Scientific classification
- Kingdom: Animalia
- Phylum: Chordata
- Class: Chondrichthyes
- Subclass: Elasmobranchii
- Division: Selachii
- Order: Carcharhiniformes
- Family: Pentanchidae
- Genus: Apristurus
- Species: A. manis
- Binomial name: Apristurus manis (S. Springer, 1979)

= Ghost catshark =

- Authority: (S. Springer, 1979)
- Conservation status: LC

Species of shark

The ghost catshark (Apristurus manis) is a species of shark belonging to the family Pentanchidae, the deepwater catsharks. This species is found on the continental slopes in the northwest Atlantic off Massachusetts, the northeast Atlantic from the Porcupine Bank west of Ireland and the southern Atlantic off Cape Town, at depths between 600 and 1900 m.

==Description==
The ghost catshark can grow up to 85 cm in length and reaches maturity at a length of 75 cm for females.

==Distribution==
The ghost catshark is a demersal (bottom-loving) species living just above the seabed in deep water in the Atlantic Ocean between 40° and 60° North. It is present on the continental slopes off Massachusetts in the United States and on the Porcupine Bank west of Ireland. A reported sighting of the deep-water catshark (Apristurus profundorum) off Mauritania may have in fact been this species.

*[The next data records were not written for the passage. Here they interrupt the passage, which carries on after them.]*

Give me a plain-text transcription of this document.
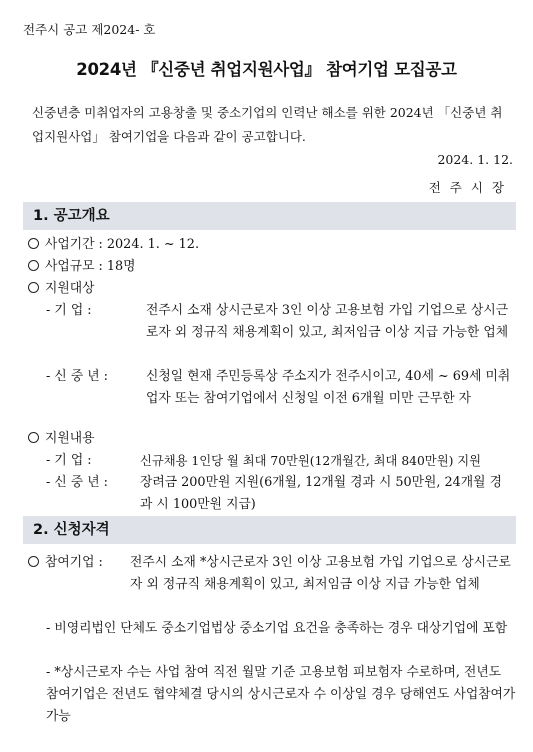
전주시 공고 제2024- 호
2024년 『신중년 취업지원사업』 참여기업 모집공고
신중년층 미취업자의 고용창출 및 중소기업의 인력난 해소를 위한 2024년 「신중년 취업지원사업」 참여기업을 다음과 같이 공고합니다.
2024. 1. 12.
전주시장
1. 공고개요
사업기간 : 2024. 1. ~ 12.
사업규모 : 18명
지원대상
- 기 업 :	전주시 소재 상시근로자 3인 이상 고용보험 가입 기업으로 상시근로자 외 정규직 채용계획이 있고, 최저임금 이상 지급 가능한 업체
- 신 중 년 :	신청일 현재 주민등록상 주소지가 전주시이고, 40세 ~ 69세 미취업자 또는 참여기업에서 신청일 이전 6개월 미만 근무한 자
지원내용
- 기 업 :	신규채용 1인당 월 최대 70만원(12개월간, 최대 840만원) 지원
- 신 중 년 :	장려금 200만원 지원(6개월, 12개월 경과 시 50만원, 24개월 경과 시 100만원 지급)
2. 신청자격
참여기업 : 전주시 소재 *상시근로자 3인 이상 고용보험 가입 기업으로 상시근로자 외 정규직 채용계획이 있고, 최저임금 이상 지급 가능한 업체
- 비영리법인 단체도 중소기업법상 중소기업 요건을 충족하는 경우 대상기업에 포함
- *상시근로자 수는 사업 참여 직전 월말 기준 고용보험 피보험자 수로하며, 전년도 참여기업은 전년도 협약체결 당시의 상시근로자 수 이상일 경우 당해연도 사업참여가 가능
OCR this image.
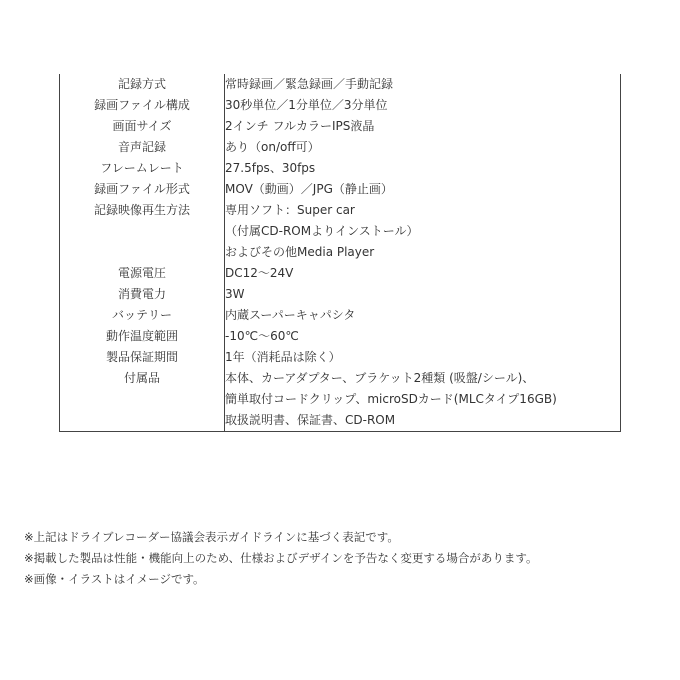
記録方式	常時録画／緊急録画／手動記録

録画ファイル構成	30秒単位／1分単位／3分単位

画面サイズ	2インチ フルカラーIPS液晶

音声記録	あり（on/off可）

フレームレート	27.5fps、30fps

録画ファイル形式	MOV（動画）／JPG（静止画）

記録映像再生方法	専用ソフト：Super car
（付属CD-ROMよりインストール）
およびその他Media Player

電源電圧	DC12～24V

消費電力	3W

バッテリー	内蔵スーパーキャパシタ

動作温度範囲	-10℃～60℃

製品保証期間	1年（消耗品は除く）

付属品	本体、カーアダプター、ブラケット2種類 (吸盤/シール)、
簡単取付コードクリップ、microSDカード(MLCタイプ16GB)
取扱説明書、保証書、CD-ROM
※上記はドライブレコーダー協議会表示ガイドラインに基づく表記です。
※掲載した製品は性能・機能向上のため、仕様およびデザインを予告なく変更する場合があります。
※画像・イラストはイメージです。
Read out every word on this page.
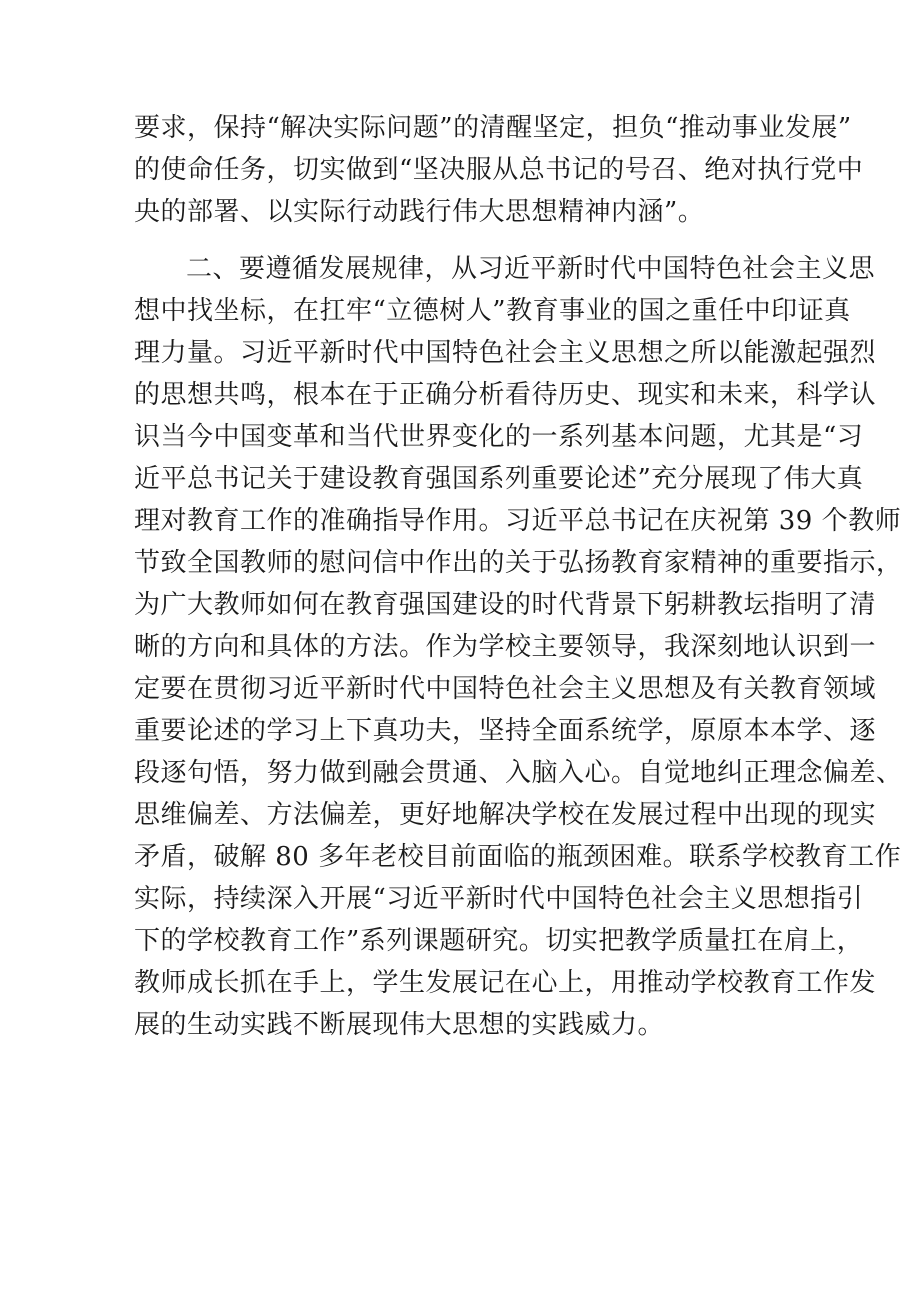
要求，保持“解决实际问题”的清醒坚定，担负“推动事业发展”
的使命任务，切实做到“坚决服从总书记的号召、绝对执行党中
央的部署、以实际行动践行伟大思想精神内涵”。
二、要遵循发展规律，从习近平新时代中国特色社会主义思
想中找坐标，在扛牢“立德树人”教育事业的国之重任中印证真
理力量。习近平新时代中国特色社会主义思想之所以能激起强烈
的思想共鸣，根本在于正确分析看待历史、现实和未来，科学认
识当今中国变革和当代世界变化的一系列基本问题，尤其是“习
近平总书记关于建设教育强国系列重要论述”充分展现了伟大真
理对教育工作的准确指导作用。习近平总书记在庆祝第 39 个教师
节致全国教师的慰问信中作出的关于弘扬教育家精神的重要指示，
为广大教师如何在教育强国建设的时代背景下躬耕教坛指明了清
晰的方向和具体的方法。作为学校主要领导，我深刻地认识到一
定要在贯彻习近平新时代中国特色社会主义思想及有关教育领域
重要论述的学习上下真功夫，坚持全面系统学，原原本本学、逐
段逐句悟，努力做到融会贯通、入脑入心。自觉地纠正理念偏差、
思维偏差、方法偏差，更好地解决学校在发展过程中出现的现实
矛盾，破解 80 多年老校目前面临的瓶颈困难。联系学校教育工作
实际，持续深入开展“习近平新时代中国特色社会主义思想指引
下的学校教育工作”系列课题研究。切实把教学质量扛在肩上，
教师成长抓在手上，学生发展记在心上，用推动学校教育工作发
展的生动实践不断展现伟大思想的实践威力。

It is also reported from deep water in the vicinity of Cape Town in South Africa.

== Biology ==
The reproduction of the ghost catshark is oviparous. The eggs are laid in pairs and the growing young subsist entirely on the egg-yolk until they hatch.

== Status ==
Very little is known of the biology of this deep water shark, but it is sometimes caught by research vessels. It lives below the depth range at which fishing is normally undertaken but it may be caught as bycatch in some deep water trawling activities, and it may be threatened in the future by an expansion of deep-water fisheries. The International Union for Conservation of Nature has assessed its conservation status for the time being as being of "least concern".